13. As for CRG’s objection to the results obtained for certain technical requirements of the RFP, the Tribunal notes that CRG did not provide any evidence, other than the opening of its financial proposal, that would possibly indicate that CIDA did not correctly apply the evaluation criteria set out in the RFP or that it otherwise unreasonably evaluated its technical proposal.

14. Consequently, the Tribunal finds that the information at its disposal at this time does not disclose a reasonable indication that the procurement was not carried out in accordance with the applicable trade agreements, in particular the AIT.

15. On the basis of the foregoing, the Tribunal will not conduct an inquiry into the complaint and considers the matter closed.

DECISION

16. Pursuant to subsection 30.13(1) of the CITT Act, the Tribunal has decided not to conduct an inquiry into the complaint.


1 . R.S.C. 1985 (4th Supp.), c. 47 [CITT Act].

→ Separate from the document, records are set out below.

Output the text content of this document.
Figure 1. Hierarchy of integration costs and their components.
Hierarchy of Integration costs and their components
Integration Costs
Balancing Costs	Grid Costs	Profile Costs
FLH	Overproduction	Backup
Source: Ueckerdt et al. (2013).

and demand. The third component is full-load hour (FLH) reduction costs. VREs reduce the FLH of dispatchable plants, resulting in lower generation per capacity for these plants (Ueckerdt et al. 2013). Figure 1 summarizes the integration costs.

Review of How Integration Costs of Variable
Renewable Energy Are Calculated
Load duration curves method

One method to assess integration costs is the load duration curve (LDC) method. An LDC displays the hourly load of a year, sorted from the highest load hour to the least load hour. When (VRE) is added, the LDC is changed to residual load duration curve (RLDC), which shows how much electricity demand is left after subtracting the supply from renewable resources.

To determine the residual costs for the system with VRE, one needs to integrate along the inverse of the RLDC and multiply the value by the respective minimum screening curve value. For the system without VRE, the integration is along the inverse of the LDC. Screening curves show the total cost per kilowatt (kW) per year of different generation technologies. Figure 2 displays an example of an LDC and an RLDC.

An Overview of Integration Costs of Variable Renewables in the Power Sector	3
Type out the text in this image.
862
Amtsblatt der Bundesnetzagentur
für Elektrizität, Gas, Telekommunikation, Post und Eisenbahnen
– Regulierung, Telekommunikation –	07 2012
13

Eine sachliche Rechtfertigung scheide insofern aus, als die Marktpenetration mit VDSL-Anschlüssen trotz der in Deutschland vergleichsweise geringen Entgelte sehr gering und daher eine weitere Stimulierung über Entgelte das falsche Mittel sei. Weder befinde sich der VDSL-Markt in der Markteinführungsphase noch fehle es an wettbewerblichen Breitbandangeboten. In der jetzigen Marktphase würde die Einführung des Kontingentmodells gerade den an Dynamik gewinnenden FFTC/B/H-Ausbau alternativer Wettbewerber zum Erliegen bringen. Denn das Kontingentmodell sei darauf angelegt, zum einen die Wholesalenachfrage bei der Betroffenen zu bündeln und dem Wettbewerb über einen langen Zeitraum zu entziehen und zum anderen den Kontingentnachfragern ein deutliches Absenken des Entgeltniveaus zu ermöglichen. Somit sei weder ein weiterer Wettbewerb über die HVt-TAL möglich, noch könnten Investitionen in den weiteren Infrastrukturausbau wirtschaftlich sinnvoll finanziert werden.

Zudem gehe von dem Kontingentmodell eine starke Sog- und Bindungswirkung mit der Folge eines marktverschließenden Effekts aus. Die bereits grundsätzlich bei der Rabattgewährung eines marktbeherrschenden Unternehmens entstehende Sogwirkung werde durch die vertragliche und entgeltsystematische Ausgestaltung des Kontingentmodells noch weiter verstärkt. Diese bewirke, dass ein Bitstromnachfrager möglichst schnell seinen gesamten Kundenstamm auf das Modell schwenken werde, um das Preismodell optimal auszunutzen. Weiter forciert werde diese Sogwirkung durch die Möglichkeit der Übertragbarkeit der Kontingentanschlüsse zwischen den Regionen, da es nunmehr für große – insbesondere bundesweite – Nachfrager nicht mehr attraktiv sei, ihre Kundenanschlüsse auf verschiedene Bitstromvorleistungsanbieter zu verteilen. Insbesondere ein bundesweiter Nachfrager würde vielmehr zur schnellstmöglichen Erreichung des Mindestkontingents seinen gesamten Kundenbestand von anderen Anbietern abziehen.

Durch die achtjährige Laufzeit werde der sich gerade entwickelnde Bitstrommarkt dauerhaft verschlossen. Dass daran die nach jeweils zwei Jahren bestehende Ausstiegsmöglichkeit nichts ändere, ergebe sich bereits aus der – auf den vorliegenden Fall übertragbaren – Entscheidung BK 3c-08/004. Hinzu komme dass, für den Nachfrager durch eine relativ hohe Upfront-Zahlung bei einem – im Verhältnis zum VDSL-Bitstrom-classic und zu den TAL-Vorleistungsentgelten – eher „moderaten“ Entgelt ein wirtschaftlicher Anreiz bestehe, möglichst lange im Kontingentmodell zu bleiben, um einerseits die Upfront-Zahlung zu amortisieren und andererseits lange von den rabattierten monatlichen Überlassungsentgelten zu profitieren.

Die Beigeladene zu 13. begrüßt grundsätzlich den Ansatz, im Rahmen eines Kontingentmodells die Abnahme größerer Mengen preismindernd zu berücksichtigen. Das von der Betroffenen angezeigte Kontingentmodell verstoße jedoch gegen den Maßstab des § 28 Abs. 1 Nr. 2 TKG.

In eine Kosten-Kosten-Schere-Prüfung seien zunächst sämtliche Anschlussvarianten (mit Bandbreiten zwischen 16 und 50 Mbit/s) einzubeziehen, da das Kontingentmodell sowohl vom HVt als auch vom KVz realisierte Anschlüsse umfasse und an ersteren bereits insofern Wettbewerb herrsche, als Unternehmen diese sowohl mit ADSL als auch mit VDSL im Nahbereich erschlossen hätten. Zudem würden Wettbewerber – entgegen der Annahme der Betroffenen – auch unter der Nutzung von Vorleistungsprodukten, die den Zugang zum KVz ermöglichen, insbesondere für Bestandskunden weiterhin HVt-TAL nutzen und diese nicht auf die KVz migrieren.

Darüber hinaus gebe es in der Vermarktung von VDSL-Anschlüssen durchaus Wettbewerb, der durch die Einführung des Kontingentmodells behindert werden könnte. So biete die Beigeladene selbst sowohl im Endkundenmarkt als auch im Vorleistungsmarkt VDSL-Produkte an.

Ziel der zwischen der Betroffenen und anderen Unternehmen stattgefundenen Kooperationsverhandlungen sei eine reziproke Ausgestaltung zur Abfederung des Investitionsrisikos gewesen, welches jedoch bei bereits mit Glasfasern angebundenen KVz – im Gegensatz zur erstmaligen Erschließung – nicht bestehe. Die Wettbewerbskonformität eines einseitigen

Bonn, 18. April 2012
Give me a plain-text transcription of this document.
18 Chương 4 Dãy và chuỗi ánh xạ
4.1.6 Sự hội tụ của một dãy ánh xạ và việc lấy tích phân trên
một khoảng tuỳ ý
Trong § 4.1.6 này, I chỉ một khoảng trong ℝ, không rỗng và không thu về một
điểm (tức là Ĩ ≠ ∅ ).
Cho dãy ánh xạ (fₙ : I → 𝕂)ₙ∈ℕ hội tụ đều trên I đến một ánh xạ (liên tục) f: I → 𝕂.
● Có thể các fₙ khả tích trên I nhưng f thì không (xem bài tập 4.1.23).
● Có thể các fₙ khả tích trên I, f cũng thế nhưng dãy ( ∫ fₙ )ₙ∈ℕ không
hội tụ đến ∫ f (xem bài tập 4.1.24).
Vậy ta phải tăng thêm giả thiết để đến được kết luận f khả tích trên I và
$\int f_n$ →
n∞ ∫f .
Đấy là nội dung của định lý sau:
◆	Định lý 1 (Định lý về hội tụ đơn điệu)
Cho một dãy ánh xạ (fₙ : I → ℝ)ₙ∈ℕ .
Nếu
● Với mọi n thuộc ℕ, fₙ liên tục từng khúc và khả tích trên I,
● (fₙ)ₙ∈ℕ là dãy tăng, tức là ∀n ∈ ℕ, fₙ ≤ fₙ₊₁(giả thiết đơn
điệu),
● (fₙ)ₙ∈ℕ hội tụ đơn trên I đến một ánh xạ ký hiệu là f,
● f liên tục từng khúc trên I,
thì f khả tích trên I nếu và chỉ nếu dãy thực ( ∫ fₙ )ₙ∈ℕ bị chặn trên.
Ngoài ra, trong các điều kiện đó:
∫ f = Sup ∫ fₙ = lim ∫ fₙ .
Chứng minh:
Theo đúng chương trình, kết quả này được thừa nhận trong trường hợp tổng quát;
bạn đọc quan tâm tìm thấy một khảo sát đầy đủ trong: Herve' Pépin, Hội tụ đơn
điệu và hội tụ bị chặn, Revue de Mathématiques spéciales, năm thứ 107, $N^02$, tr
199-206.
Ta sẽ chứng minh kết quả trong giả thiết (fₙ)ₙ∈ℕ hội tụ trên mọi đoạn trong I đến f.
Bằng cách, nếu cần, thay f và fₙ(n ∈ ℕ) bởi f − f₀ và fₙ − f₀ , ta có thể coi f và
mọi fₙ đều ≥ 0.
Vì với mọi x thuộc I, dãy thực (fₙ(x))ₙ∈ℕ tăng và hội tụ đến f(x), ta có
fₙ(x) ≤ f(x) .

2 . S.O.R./93-602 [Regulations].

3 . North American Free Trade Agreement between the Government of Canada, the Government of the United Mexican States and the Government of the United States of America, 17 December 1992, 1994 Can. T.S. No. 2 (entered into force 1 January 1994) [NAFTA].

4 . 18 July 1994, C. Gaz. 1995.I.1323, online: Internal Trade Secretariat <http://www.ait-aci.ca/index_en/ait.htm> [AIT].

5 . 15 April 1994, online: World Trade Organization <http://www.wto.org/english/docs_e/legal_e/final_e.htm> [AGP].

6 . Free Trade Agreement between the Government of Canada and the Government of the Republic of Chile, 1997 Can. T.S. No. 50 (entered into force 5 July 1997) [CCFTA]. Chapter Kbis, entitled “Government Procurement”, came into effect on September 5, 2008.

7 . Free Trade Agreement between Canada and the Republic of Peru, online: Department of Foreign Affairs and International Trade <http://www.international.gc.ca/trade-agreements-accords-commerciaux/agr-... (entered into force 1 August 2009) [CPFTA].

8 . Depending on the precise nature of CIDA’s role with regard to the invitation to tender, NAFTA, the AGP and the CCFTA may also apply (the CPFTA does not apply in this case because it came into force on August 1, 2009, and, therefore, after the procurement process was commenced). However, since the provisions of NAFTA, the AGP and the CCFTA that would apply in this case are similar in scope to those of the AIT, the Tribunal only took into account the latter agreement for purposes of making a determination pursuant to subsection 30.13(1) of the CITT Act. This should not, in any way, be interpreted to mean that the Tribunal has made a determination that the procured services are not covered by NAFTA, the AGP and the CCFTA.

9 . (10 November 2000), PR-2000-019 (CITT).